Should photos that might inflame violence be suppressed by the government? KabulPress.org yesterday published a photo of imprisoned journalist, Parwiz Kambakhsh. The Afghan government may see this as inflammatory, and the photo was possibly taken against Afghan law. Nevertheless, KabulPress.org has published the photo, and it will undoubtedly appear in publications around the world.
In recent days, U.S. President Obama is receiving criticism from the world’s media for not releasing new photos of U.S. military abuse of detainees in Afghanistan and Iraq. For a president who promised a more open government, this is an apparent about-face. However, the U.S, is a huge country with many different factions—including a large ultra-conservative group committed to seeing that his progressive policies fail.
The U.S. government must lead all the people, and perhaps Obama’s decision contains hidden wisdom. The U.S. faces great internal problems in economics and healthcare. Millions of Americans are unemployed, and to succeed, Obama must have as much support from the people as possible. Truthfully, nothing new can be revealed by these new photos. Nearly every American regrets that Iraq and Afghanistan were terrible mistakes that need a fresh approach.
For Obama to openly support the release of these photos may pointlessly provide ammunition to those who criticize him for leading the U.S. to total collapse. He does not need to feed this sentiment. The American free press will spread these photos far and wide. Those who print or possess them in the U.S. will not be arrested or jailed. They will be openly discussed and steps will be taken to see that justice prevails for the victims. This is happening every day in the U.S. as support grows for prosecuting Bush, Cheney, Rumsfeld and their cohorts for lying to the American people and Congress.
I was in Kabul when reports of U.S. soldiers desecrating the Koran at Guantanamo hit the headlines. Westerners, no matter how noble their work, were forced into lockdown and feared for their lives. Afghan businesses that depended on their dollars laid off Afghan workers, and progressive thought was snuffed by opportunistic Mullahs who convinced gullible followers that Westerners were destroying Islam. It could be argued that this was the beginning of the anti-West cynicism that has engulfed Afghanistan in recent years. To me, the articles in American magazines that trumpeted the alleged desecration were a disaster. They were the equivalent of donating truckloads of AK-47s to the Mullahs.

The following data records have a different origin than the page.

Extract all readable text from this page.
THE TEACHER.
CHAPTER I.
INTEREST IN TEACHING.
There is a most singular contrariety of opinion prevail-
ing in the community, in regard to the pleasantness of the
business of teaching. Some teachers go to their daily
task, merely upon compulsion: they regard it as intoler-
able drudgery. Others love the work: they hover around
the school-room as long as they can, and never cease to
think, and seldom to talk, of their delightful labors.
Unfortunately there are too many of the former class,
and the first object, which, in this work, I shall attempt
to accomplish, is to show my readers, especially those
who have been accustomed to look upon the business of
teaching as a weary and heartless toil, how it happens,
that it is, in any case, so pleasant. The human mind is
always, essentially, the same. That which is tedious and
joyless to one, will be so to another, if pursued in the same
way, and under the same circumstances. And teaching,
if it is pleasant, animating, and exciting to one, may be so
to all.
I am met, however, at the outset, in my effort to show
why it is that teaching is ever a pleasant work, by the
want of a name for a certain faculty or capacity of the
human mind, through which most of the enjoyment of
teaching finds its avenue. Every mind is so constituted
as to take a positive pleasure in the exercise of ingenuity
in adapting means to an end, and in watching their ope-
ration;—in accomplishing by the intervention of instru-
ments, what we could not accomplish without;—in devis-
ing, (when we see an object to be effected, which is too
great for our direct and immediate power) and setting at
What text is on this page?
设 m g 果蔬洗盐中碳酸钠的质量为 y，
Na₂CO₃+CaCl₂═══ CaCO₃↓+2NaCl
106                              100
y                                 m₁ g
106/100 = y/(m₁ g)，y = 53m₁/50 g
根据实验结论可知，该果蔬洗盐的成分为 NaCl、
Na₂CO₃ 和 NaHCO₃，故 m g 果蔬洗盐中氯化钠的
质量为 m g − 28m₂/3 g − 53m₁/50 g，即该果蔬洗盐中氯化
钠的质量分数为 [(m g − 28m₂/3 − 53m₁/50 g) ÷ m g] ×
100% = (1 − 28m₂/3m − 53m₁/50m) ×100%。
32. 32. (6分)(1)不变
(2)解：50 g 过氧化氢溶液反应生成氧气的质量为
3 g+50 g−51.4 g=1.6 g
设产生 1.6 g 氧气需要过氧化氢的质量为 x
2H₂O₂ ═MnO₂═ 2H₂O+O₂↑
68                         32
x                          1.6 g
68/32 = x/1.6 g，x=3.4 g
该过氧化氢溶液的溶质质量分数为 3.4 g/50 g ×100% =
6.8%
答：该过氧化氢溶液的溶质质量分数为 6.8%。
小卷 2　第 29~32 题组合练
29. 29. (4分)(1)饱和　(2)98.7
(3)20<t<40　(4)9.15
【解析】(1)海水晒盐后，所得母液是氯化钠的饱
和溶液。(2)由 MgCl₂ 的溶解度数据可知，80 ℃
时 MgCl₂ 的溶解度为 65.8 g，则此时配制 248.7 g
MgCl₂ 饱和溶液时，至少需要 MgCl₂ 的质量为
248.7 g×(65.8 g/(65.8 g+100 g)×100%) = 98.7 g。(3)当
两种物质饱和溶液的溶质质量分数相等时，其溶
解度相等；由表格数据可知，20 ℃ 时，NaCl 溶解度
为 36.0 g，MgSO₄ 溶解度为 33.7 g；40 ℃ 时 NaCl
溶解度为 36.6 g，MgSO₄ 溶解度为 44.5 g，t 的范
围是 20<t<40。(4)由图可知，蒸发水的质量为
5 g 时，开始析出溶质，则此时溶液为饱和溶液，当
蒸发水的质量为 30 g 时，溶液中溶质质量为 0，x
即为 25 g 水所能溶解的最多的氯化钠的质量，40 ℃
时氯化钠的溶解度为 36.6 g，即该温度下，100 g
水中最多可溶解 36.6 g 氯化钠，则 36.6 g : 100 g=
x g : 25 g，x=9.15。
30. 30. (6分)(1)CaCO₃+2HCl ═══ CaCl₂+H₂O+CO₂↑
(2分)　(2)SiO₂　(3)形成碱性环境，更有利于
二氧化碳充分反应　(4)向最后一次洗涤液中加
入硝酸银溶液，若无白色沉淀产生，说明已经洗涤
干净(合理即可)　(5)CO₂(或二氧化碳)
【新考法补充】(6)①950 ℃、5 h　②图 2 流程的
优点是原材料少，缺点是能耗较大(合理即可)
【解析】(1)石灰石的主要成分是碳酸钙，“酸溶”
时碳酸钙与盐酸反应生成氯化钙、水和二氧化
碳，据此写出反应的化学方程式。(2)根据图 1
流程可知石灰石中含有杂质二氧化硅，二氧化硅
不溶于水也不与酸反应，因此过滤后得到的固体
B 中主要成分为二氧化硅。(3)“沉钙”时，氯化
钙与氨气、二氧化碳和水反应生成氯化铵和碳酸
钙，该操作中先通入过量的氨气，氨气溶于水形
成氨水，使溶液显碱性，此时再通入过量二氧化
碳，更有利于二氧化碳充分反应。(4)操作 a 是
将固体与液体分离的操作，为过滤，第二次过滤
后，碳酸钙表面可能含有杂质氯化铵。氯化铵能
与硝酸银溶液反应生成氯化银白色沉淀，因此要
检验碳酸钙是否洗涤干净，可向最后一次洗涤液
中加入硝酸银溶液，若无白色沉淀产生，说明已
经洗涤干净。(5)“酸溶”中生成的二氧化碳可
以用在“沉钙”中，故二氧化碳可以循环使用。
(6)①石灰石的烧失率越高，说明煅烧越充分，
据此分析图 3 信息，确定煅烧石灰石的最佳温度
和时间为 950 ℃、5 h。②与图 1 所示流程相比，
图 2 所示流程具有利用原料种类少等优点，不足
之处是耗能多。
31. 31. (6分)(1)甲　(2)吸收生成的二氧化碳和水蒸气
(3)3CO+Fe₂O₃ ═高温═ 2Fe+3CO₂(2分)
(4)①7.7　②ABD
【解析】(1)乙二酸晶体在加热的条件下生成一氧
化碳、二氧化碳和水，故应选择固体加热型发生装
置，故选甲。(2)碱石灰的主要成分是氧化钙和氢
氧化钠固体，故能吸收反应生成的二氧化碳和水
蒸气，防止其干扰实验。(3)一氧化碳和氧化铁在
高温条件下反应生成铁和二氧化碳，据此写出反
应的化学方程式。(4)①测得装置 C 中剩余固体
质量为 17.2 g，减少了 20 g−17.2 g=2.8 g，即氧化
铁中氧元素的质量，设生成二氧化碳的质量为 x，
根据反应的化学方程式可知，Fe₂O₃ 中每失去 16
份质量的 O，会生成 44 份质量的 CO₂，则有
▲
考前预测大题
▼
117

This is a problem for a free press. Releasing photos of Parwiz could make his life in prison more difficult. Or, it could spark a movement that ends in his quick release. It is rumored that Karzai will release Parwiz after the election (if he is elected). To do so before, could release a firestorm favoring the anti-progressive Mullahs. Maybe it is best that Karzai wait another two months, just as it might be better that Obama not publicly consent to release photos of abuse at this time.
In either case, it is best for the media to apply consistent pressure on governments. A free press must comment, but must be aware of its power to corrupt. Every situation is unique and should be judged individually, and reactions of readers to news should be considered as carefully as journalists consider their stories. This is why reader comments are encouraged in Kabulpress—so that many points of view may be considered. This is the meaning of a free press.